Je pense que d’autres modèles, ou aussi des modèles combinés peuvent exister… le message clé est la nécessité de déterminer en amont le ou les modèles d’expérience sociale dont l’entreprise a besoin en interne ou dans son écosystème (s’il s’agit d’une plateforme externe ou mixte). Ce choix est guidé simplement par ces questions très concrètes :

  • qui sont les participants ?
  • quel est le rôle de chacun au sein de l’environnement social (la plateforme) ?
  • qui pilote le dispositif ou l’entité sociale ?
  • qui crée des inputs (et quels sont ces inputs) ?
  • qui bénéficie des outputs et comment ?

C’est du classique, certes, mais l’exercice est loin d’être un réflexe pour chacun !

A la clé, le modèle déterminé , doit illustrer les sources de valeur pour l’ensemble des acteurs :  administrateurs (pas forcement au sens technique du terme, mais au sens : leader), participants et sponsors. La valeur prend diverses formes : celle qui est intrinsèque à l’information utile dans un contexte opérationnel, développement de compétences, meilleure communication transverse, identification de nouvelles opportunités… L’essentiel pour un environnement social est de garantir de la valeur pour chacun, de manière équilibrée.

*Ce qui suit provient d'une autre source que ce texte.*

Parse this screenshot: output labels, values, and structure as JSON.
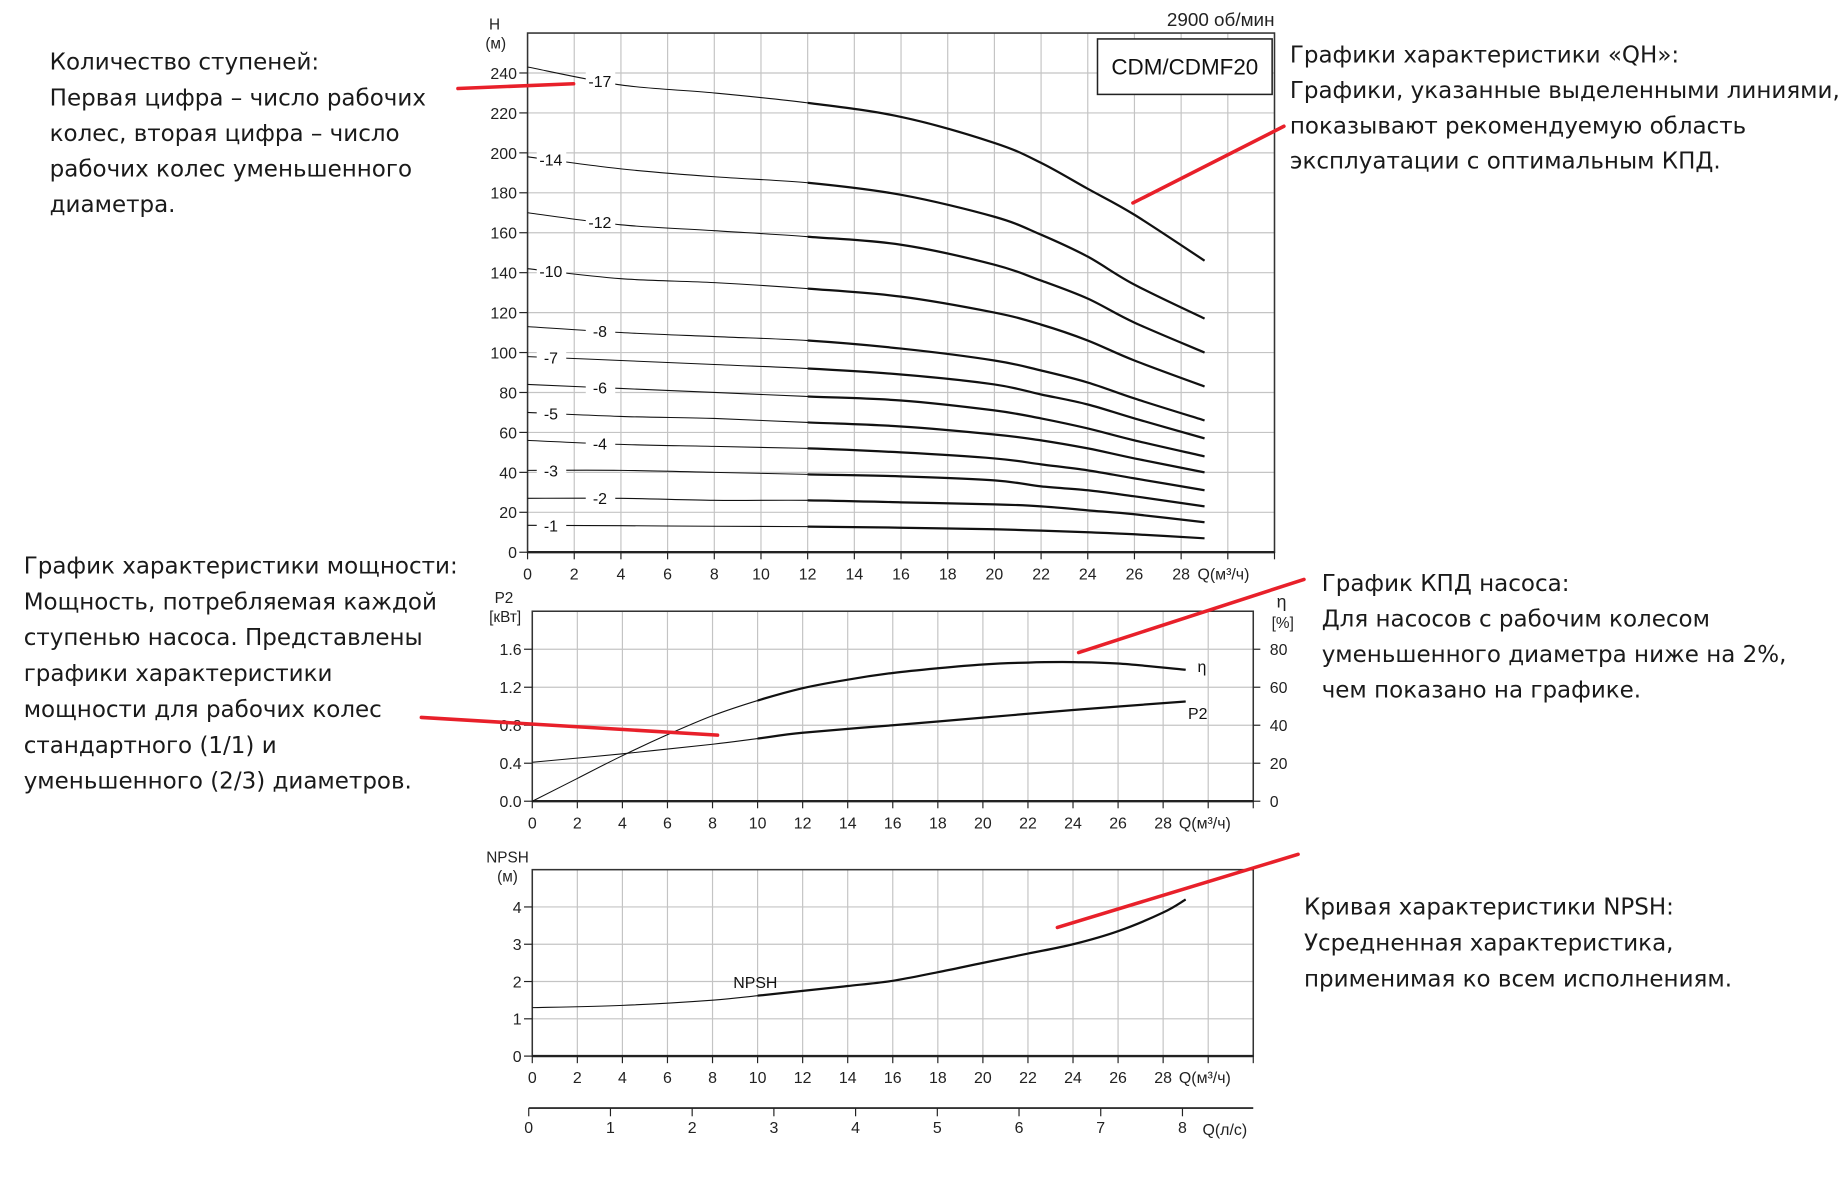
{
  "colors": {
    "pointer": "#e8202a",
    "curve": "#111111",
    "grid": "#c4c4c4"
  },
  "annotations": {
    "stages": {
      "lines": [
        "Количество ступеней:",
        "Первая цифра – число рабочих",
        "колес, вторая цифра – число",
        "рабочих колес уменьшенного",
        "диаметра."
      ]
    },
    "qh": {
      "lines": [
        "Графики характеристики «QH»:",
        "Графики, указанные выделенными линиями,",
        "показывают рекомендуемую область",
        "эксплуатации с оптимальным КПД."
      ]
    },
    "power": {
      "lines": [
        "График характеристики мощности:",
        "Мощность, потребляемая каждой",
        "ступенью насоса. Представлены",
        "графики характеристики",
        "мощности для рабочих колес",
        "стандартного (1/1) и",
        "уменьшенного (2/3) диаметров."
      ]
    },
    "efficiency": {
      "lines": [
        "График КПД насоса:",
        "Для насосов с рабочим колесом",
        "уменьшенного диаметра ниже на 2%,",
        "чем показано на графике."
      ]
    },
    "npsh": {
      "lines": [
        "Кривая характеристики NPSH:",
        "Усредненная характеристика,",
        "применимая ко всем исполнениям."
      ]
    }
  },
  "chart_data": [
    {
      "type": "line",
      "id": "qh",
      "model": "CDM/CDMF20",
      "speed": "2900 об/мин",
      "ylabel": "H",
      "yunit": "(м)",
      "xlabel": "Q(м³/ч)",
      "xlim": [
        0,
        32
      ],
      "ylim": [
        0,
        260
      ],
      "grid": true,
      "xticks": [
        0,
        2,
        4,
        6,
        8,
        10,
        12,
        14,
        16,
        18,
        20,
        22,
        24,
        26,
        28
      ],
      "yticks": [
        0,
        20,
        40,
        60,
        80,
        100,
        120,
        140,
        160,
        180,
        200,
        220,
        240
      ],
      "x": [
        0,
        4,
        8,
        12,
        16,
        20,
        22,
        24,
        26,
        29
      ],
      "series": [
        {
          "name": "-17",
          "values": [
            243,
            234,
            230,
            225,
            218,
            205,
            195,
            182,
            169,
            146
          ]
        },
        {
          "name": "-14",
          "values": [
            198,
            192,
            188,
            185,
            179,
            168,
            159,
            148,
            134,
            117
          ]
        },
        {
          "name": "-12",
          "values": [
            170,
            164,
            161,
            158,
            154,
            144,
            136,
            127,
            115,
            100
          ]
        },
        {
          "name": "-10",
          "values": [
            142,
            137,
            135,
            132,
            128,
            120,
            114,
            106,
            96,
            83
          ]
        },
        {
          "name": "-8",
          "values": [
            113,
            110,
            108,
            106,
            102,
            96,
            91,
            85,
            77,
            66
          ]
        },
        {
          "name": "-7",
          "values": [
            98,
            96,
            94,
            92,
            89,
            84,
            79,
            74,
            67,
            57
          ]
        },
        {
          "name": "-6",
          "values": [
            84,
            82,
            80,
            78,
            76,
            71,
            67,
            62,
            56,
            48
          ]
        },
        {
          "name": "-5",
          "values": [
            70,
            68,
            67,
            65,
            63,
            59,
            56,
            52,
            47,
            40
          ]
        },
        {
          "name": "-4",
          "values": [
            56,
            54,
            53,
            52,
            50,
            47,
            44,
            41,
            37,
            31
          ]
        },
        {
          "name": "-3",
          "values": [
            41,
            41,
            40,
            39,
            38,
            36,
            33,
            31,
            28,
            23
          ]
        },
        {
          "name": "-2",
          "values": [
            27,
            27,
            26,
            26,
            25,
            24,
            23,
            21,
            19,
            15
          ]
        },
        {
          "name": "-1",
          "values": [
            13.5,
            13.3,
            13,
            12.8,
            12.3,
            11.5,
            10.8,
            10,
            9,
            7
          ]
        }
      ]
    },
    {
      "type": "line",
      "id": "power-efficiency",
      "ylabel": "P2",
      "yunit": "[кВт]",
      "y2label": "η",
      "y2unit": "[%]",
      "xlabel": "Q(м³/ч)",
      "xlim": [
        0,
        32
      ],
      "ylim": [
        0,
        2.0
      ],
      "y2lim": [
        0,
        100
      ],
      "grid": true,
      "xticks": [
        0,
        2,
        4,
        6,
        8,
        10,
        12,
        14,
        16,
        18,
        20,
        22,
        24,
        26,
        28
      ],
      "yticks": [
        "0.0",
        "0.4",
        "0.8",
        "1.2",
        "1.6"
      ],
      "y2ticks": [
        0,
        20,
        40,
        60,
        80
      ],
      "series": [
        {
          "name": "η",
          "axis": "right",
          "x": [
            0,
            2,
            4,
            6,
            8,
            10,
            12,
            14,
            16,
            18,
            20,
            22,
            24,
            26,
            29
          ],
          "values": [
            0,
            12,
            24,
            35,
            45,
            53,
            59.5,
            64,
            67.5,
            70,
            72,
            73,
            73.2,
            72.5,
            69.2
          ]
        },
        {
          "name": "P2",
          "axis": "left",
          "x": [
            0,
            4,
            8,
            10,
            12,
            16,
            20,
            24,
            29
          ],
          "values": [
            0.41,
            0.5,
            0.6,
            0.66,
            0.72,
            0.8,
            0.88,
            0.96,
            1.05
          ]
        }
      ]
    },
    {
      "type": "line",
      "id": "npsh",
      "ylabel": "NPSH",
      "yunit": "(м)",
      "xlabel": "Q(м³/ч)",
      "x2label": "Q(л/с)",
      "xlim": [
        0,
        32
      ],
      "ylim": [
        0,
        5
      ],
      "grid": true,
      "xticks": [
        0,
        2,
        4,
        6,
        8,
        10,
        12,
        14,
        16,
        18,
        20,
        22,
        24,
        26,
        28
      ],
      "yticks": [
        0,
        1,
        2,
        3,
        4
      ],
      "x2ticks": [
        0,
        1,
        2,
        3,
        4,
        5,
        6,
        7,
        8
      ],
      "series": [
        {
          "name": "NPSH",
          "x": [
            0,
            4,
            8,
            10,
            12,
            14,
            16,
            18,
            20,
            22,
            24,
            26,
            28,
            29
          ],
          "values": [
            1.3,
            1.36,
            1.5,
            1.62,
            1.75,
            1.88,
            2.02,
            2.25,
            2.5,
            2.75,
            3.0,
            3.35,
            3.85,
            4.2
          ]
        }
      ]
    }
  ]
}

La gouvernance d’une plateforme sociale

Le rôle du leadership et de la gouvernance est crucial pour la réussite d’un environnement social. C’est à travers l’exemple de Nupedia versus wikipédia, deux initiatives d’encyclopédies en ligne, lancées par le même fondateur (Jimmy Wales) qui se sont terminées de manières très différentes. Échec de la première quelques mois plus tard, succès fulgurant de la seconde ! Le modèle de gouvernance explique tout !

Contrairement au mode de fonctionnement traditionnel d’une encyclopédie, adopté par Nupedia, s’appuyant sur la révision (peer – review) des articles, leur validation, et ensuite leur publication, Wikipédia a essayé une autre approche plus ouverte où le travail de l’ensemble fera émerger le « meilleur » résultat. La qualité devient un processus dynamique et continu, basé sur l’intérêt que porte chacun à des sujets particuliers… La réalité est un peu plus complexe, car progressivement d’autres règles ont fait jour permettant de gérer les sujet sensibles par exemple ou de valider certains contenus.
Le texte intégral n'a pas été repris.